For the last seven decades, India and the United States of America have forged strong international cooperation, with mutual interests in global security, economic prosperity, and connectivity. While this partnership has long been built on the values of freedom, democratic principles, equal treatment of all citizens, human rights, and the rule of law – it has come to be strengthened in the face of the COVID-19 pandemic.
With the second wave of the pandemic creating devastating impacts in India, many nations across the world have pledged support for COVID-19 relief. At the end of April, the USA government announced that it would be sending supplies worth more than $100 mn to India to help combat India’s urgent health crisis.

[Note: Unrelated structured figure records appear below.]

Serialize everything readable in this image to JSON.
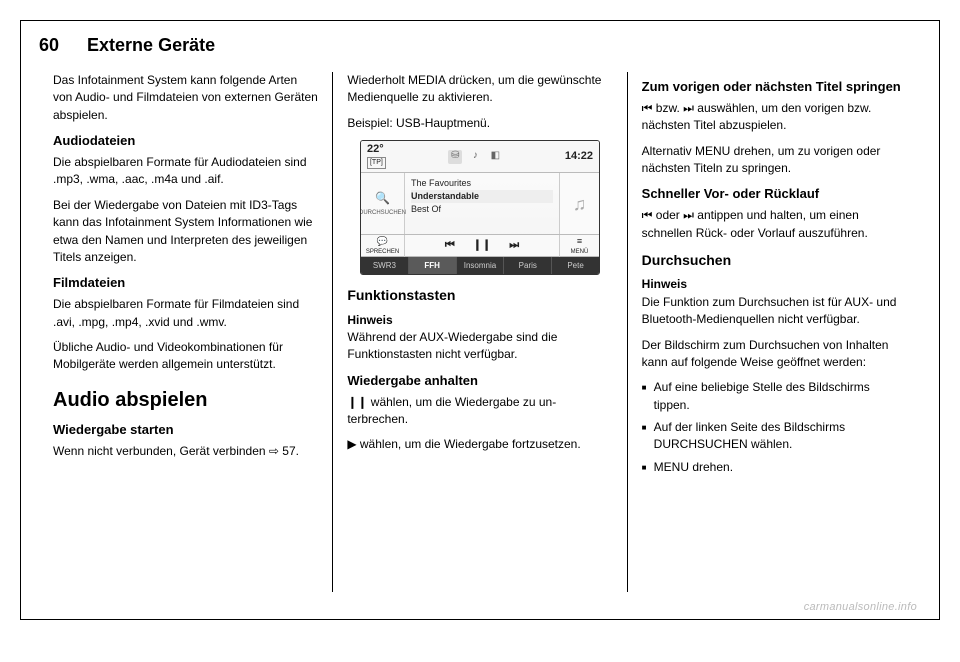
{
  "header": {
    "page_number": "60",
    "title": "Externe Geräte"
  },
  "col1": {
    "intro": "Das Infotainment System kann fol­gende Arten von Audio- und Filmda­teien von externen Geräten abspie­len.",
    "audio_head": "Audiodateien",
    "audio_p1": "Die abspielbaren Formate für Audio­dateien sind .mp3, .wma, .aac, .m4a und .aif.",
    "audio_p2": "Bei der Wiedergabe von Dateien mit ID3-Tags kann das Infotainment Sys­tem Informationen wie etwa den Na­men und Interpreten des jeweiligen Titels anzeigen.",
    "film_head": "Filmdateien",
    "film_p1": "Die abspielbaren Formate für Filmda­teien sind .avi, .mpg, .mp4, .xvid und .wmv.",
    "film_p2": "Übliche Audio- und Videokombinatio­nen für Mobilgeräte werden allgemein unterstützt.",
    "play_h2": "Audio abspielen",
    "start_head": "Wiedergabe starten",
    "start_p": "Wenn nicht verbunden, Gerät verbin­den ⇨ 57."
  },
  "col2": {
    "top_p": "Wiederholt MEDIA drücken, um die gewünschte Medienquelle zu aktivie­ren.",
    "example": "Beispiel: USB-Hauptmenü.",
    "func_h3": "Funktionstasten",
    "note_title": "Hinweis",
    "note_body": "Während der AUX-Wiedergabe sind die Funktionstasten nicht verfügbar.",
    "pause_head": "Wiedergabe anhalten",
    "pause_p1": "❙❙ wählen, um die Wiedergabe zu un­terbrechen.",
    "pause_p2": "▶ wählen, um die Wiedergabe fort­zusetzen."
  },
  "infoscreen": {
    "temp": "22°",
    "tp": "[TP]",
    "time": "14:22",
    "browse_label": "DURCHSUCHEN",
    "track1": "The Favourites",
    "track2": "Understandable",
    "track3": "Best Of",
    "speak_label": "SPRECHEN",
    "prev": "⏮",
    "pause": "❙❙",
    "next": "⏭",
    "menu_label": "MENÜ",
    "tab1": "SWR3",
    "tab2": "FFH",
    "tab3": "Insomnia",
    "tab4": "Paris",
    "tab5": "Pete"
  },
  "col3": {
    "skip_head": "Zum vorigen oder nächsten Titel springen",
    "skip_p1": "⏮ bzw. ⏭ auswählen, um den vori­gen bzw. nächsten Titel abzuspielen.",
    "skip_p2": "Alternativ MENU drehen, um zu vori­gen oder nächsten Titeln zu springen.",
    "ff_head": "Schneller Vor- oder Rücklauf",
    "ff_p": "⏮ oder ⏭ antippen und halten, um einen schnellen Rück- oder Vorlauf auszuführen.",
    "browse_h3": "Durchsuchen",
    "note_title": "Hinweis",
    "note_body": "Die Funktion zum Durchsuchen ist für AUX- und Bluetooth-Medienquel­len nicht verfügbar.",
    "browse_intro": "Der Bildschirm zum Durchsuchen von Inhalten kann auf folgende Weise ge­öffnet werden:",
    "b1": "Auf eine beliebige Stelle des Bild­schirms tippen.",
    "b2": "Auf der linken Seite des Bild­schirms DURCHSUCHEN wählen.",
    "b3": "MENU drehen."
  },
  "watermark": "carmanualsonline.info"
}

Further, with President Joe Biden’s administration overturning its own order of AstraZeneca manufacturing supplies to India – the possibilities of creating close to 20 million doses of vaccine in India emerge.
USA’s support to India includes both preventive and curative components. Of the preventive, the US Agency for International Development (USAID) has sent 960,000 Rapid Diagnostic Tests and 100,000 N95 masks to detect infection early and offer layers of protection to India’s frontline workers. Further, the curative support from the USA includes the following:
- Oxygen Support: The USA has provided an initial delivery of 1,100 cylinders to support hospitals, in close partnership with the Government of India.

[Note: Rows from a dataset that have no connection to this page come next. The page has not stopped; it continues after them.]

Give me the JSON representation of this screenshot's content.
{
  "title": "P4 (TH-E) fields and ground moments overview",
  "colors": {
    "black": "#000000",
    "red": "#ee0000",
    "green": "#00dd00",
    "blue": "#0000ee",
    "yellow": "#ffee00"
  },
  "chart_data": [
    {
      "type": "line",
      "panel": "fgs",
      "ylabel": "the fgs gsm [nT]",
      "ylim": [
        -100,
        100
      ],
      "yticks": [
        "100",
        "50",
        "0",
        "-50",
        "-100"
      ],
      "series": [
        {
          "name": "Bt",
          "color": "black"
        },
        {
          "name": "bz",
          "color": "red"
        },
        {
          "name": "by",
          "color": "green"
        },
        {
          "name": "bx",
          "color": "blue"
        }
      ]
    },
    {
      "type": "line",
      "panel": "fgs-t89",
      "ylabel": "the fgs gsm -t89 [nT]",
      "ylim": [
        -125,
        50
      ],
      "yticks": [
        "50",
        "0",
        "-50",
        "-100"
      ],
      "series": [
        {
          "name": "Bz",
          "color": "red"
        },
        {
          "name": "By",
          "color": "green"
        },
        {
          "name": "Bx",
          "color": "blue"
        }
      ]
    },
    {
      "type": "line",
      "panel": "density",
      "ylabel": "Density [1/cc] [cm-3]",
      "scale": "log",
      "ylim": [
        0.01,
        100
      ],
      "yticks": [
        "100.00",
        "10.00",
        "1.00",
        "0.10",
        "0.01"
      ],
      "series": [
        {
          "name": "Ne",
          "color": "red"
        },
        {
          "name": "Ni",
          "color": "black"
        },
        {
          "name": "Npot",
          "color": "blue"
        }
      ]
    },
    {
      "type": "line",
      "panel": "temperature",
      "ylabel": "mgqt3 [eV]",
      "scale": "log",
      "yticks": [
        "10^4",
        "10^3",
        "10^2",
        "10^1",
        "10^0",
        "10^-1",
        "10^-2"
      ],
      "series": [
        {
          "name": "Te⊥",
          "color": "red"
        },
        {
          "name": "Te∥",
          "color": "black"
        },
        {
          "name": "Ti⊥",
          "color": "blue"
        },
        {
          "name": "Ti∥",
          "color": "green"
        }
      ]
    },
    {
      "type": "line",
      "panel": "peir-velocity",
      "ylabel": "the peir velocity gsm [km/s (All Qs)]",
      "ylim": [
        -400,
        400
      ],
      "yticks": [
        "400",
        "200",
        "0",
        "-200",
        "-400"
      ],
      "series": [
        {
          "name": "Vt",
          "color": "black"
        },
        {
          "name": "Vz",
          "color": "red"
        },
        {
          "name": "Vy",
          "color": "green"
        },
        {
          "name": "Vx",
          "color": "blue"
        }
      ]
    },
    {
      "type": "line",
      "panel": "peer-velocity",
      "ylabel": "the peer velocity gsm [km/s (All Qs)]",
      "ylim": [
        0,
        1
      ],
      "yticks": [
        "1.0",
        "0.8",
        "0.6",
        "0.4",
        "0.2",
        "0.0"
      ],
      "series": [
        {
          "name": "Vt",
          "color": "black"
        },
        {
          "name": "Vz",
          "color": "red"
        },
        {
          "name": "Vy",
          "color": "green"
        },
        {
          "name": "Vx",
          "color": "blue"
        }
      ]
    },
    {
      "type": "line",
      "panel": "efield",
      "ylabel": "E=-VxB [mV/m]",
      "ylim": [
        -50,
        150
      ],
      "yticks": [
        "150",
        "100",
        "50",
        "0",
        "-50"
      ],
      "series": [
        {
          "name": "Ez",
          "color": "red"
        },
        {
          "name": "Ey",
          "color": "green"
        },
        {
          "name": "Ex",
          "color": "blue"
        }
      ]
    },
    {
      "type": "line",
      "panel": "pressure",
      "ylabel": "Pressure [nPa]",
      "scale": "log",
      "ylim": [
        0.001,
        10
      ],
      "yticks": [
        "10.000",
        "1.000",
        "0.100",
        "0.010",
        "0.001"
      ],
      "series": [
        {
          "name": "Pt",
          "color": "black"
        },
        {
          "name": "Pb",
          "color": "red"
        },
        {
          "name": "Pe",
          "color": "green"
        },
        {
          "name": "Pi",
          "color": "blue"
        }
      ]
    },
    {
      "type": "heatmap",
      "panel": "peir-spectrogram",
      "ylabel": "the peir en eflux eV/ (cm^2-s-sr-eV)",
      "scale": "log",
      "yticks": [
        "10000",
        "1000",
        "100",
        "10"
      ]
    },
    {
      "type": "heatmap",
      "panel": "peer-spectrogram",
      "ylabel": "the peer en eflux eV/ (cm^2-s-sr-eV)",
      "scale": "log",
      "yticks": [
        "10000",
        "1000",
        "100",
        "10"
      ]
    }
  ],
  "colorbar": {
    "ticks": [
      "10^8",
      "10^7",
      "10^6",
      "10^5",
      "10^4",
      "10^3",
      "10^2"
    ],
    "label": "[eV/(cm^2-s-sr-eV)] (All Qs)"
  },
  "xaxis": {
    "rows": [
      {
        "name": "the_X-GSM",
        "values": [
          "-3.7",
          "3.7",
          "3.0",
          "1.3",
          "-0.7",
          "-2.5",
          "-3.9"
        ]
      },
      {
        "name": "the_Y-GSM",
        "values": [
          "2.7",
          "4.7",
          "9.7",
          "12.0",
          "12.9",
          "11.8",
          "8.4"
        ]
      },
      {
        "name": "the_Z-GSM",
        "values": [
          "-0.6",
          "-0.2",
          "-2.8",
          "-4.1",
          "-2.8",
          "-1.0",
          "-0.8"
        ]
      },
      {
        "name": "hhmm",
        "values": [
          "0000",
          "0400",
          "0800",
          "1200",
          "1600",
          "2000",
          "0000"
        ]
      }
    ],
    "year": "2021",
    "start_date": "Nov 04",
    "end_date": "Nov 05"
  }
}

- Oxygen Concentrators: 1700 oxygen concentrators to obtain oxygen from ambient air, to ensure flexibility in patient treatment.

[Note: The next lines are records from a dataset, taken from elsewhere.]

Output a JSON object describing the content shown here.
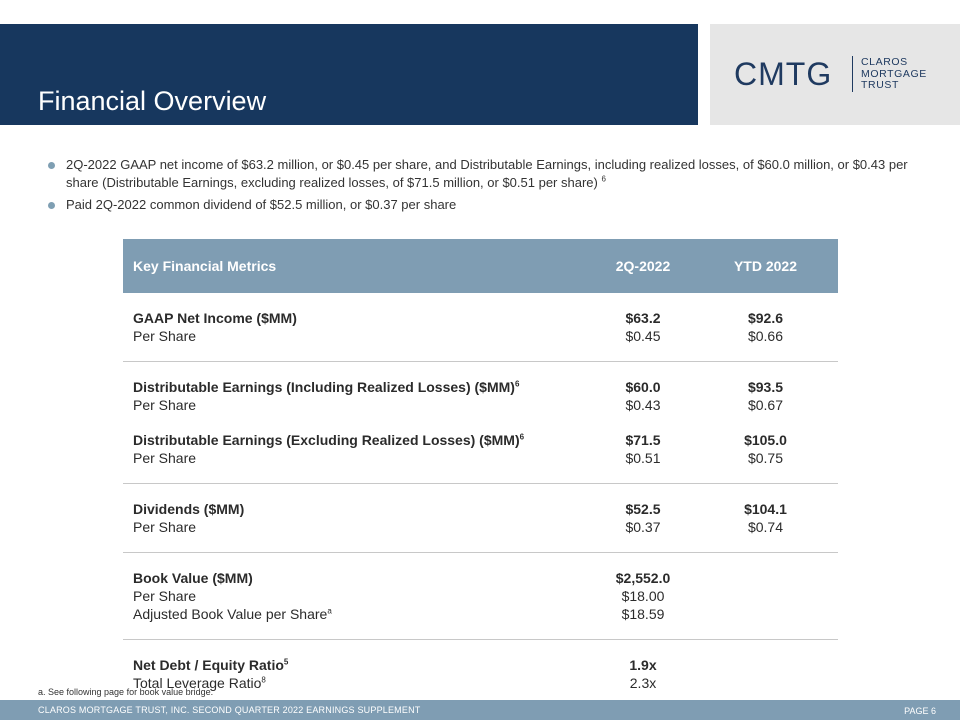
{
  "header": {
    "title": "Financial Overview"
  },
  "logo": {
    "mark": "CMTG",
    "words": [
      "CLAROS",
      "MORTGAGE",
      "TRUST"
    ]
  },
  "bullets": [
    {
      "text": "2Q-2022 GAAP net income of $63.2 million, or $0.45 per share, and Distributable Earnings, including realized losses, of $60.0 million, or $0.43 per share (Distributable Earnings, excluding realized losses, of $71.5 million, or $0.51 per share)",
      "sup": "6"
    },
    {
      "text": "Paid 2Q-2022 common dividend of $52.5 million, or $0.37 per share"
    }
  ],
  "table": {
    "headers": [
      "Key Financial Metrics",
      "2Q-2022",
      "YTD 2022"
    ],
    "groups": [
      {
        "rows": [
          {
            "label": "GAAP Net Income ($MM)",
            "q": "$63.2",
            "ytd": "$92.6",
            "bold": true
          },
          {
            "label": "Per Share",
            "q": "$0.45",
            "ytd": "$0.66"
          }
        ]
      },
      {
        "rows": [
          {
            "label": "Distributable Earnings (Including Realized Losses) ($MM)",
            "sup": "6",
            "q": "$60.0",
            "ytd": "$93.5",
            "bold": true
          },
          {
            "label": "Per Share",
            "q": "$0.43",
            "ytd": "$0.67"
          },
          {
            "gap": true
          },
          {
            "label": "Distributable Earnings (Excluding Realized Losses) ($MM)",
            "sup": "6",
            "q": "$71.5",
            "ytd": "$105.0",
            "bold": true
          },
          {
            "label": "Per Share",
            "q": "$0.51",
            "ytd": "$0.75"
          }
        ]
      },
      {
        "rows": [
          {
            "label": "Dividends ($MM)",
            "q": "$52.5",
            "ytd": "$104.1",
            "bold": true
          },
          {
            "label": "Per Share",
            "q": "$0.37",
            "ytd": "$0.74"
          }
        ]
      },
      {
        "rows": [
          {
            "label": "Book Value ($MM)",
            "q": "$2,552.0",
            "ytd": "",
            "bold": true
          },
          {
            "label": "Per Share",
            "q": "$18.00",
            "ytd": ""
          },
          {
            "label": "Adjusted Book Value per Share",
            "sup": "a",
            "q": "$18.59",
            "ytd": ""
          }
        ]
      },
      {
        "rows": [
          {
            "label": "Net Debt / Equity Ratio",
            "sup": "5",
            "q": "1.9x",
            "ytd": "",
            "bold": true
          },
          {
            "label": "Total Leverage Ratio",
            "sup": "8",
            "q": "2.3x",
            "ytd": ""
          }
        ]
      }
    ]
  },
  "footnote": "a. See following page for book value bridge.",
  "footer": {
    "left": "CLAROS MORTGAGE TRUST, INC. SECOND QUARTER 2022 EARNINGS SUPPLEMENT",
    "right": "PAGE 6"
  },
  "colors": {
    "navy": "#17375e",
    "steel": "#7f9db3",
    "logo_gray": "#e6e6e6"
  }
}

- Oxygen Generation Units (PSA Systems): Multiple large-scale units to support up to 20 patients each, and additional mobile units will provide an ability to target specific shortages.
- Medicines: 20,000 treatment courses of the antiviral drug Remdesivir to support treatment of hospitalised patients.
- Public Health Assistance: US CDC experts will work hand-in-hand with India’s experts in the following areas: laboratory, surveillance and epidemiology, bioinformatics for genomic sequencing and modelling, infection prevention and control, vaccine rollout, and risk communication.
In extending such support to India during its crisis, the USA has bolstered its long-standing partnership with India. Such support exemplifies the belief that COVID-19 is a global challenge, one that cuts across national boundaries and reiterates the need for global partnerships.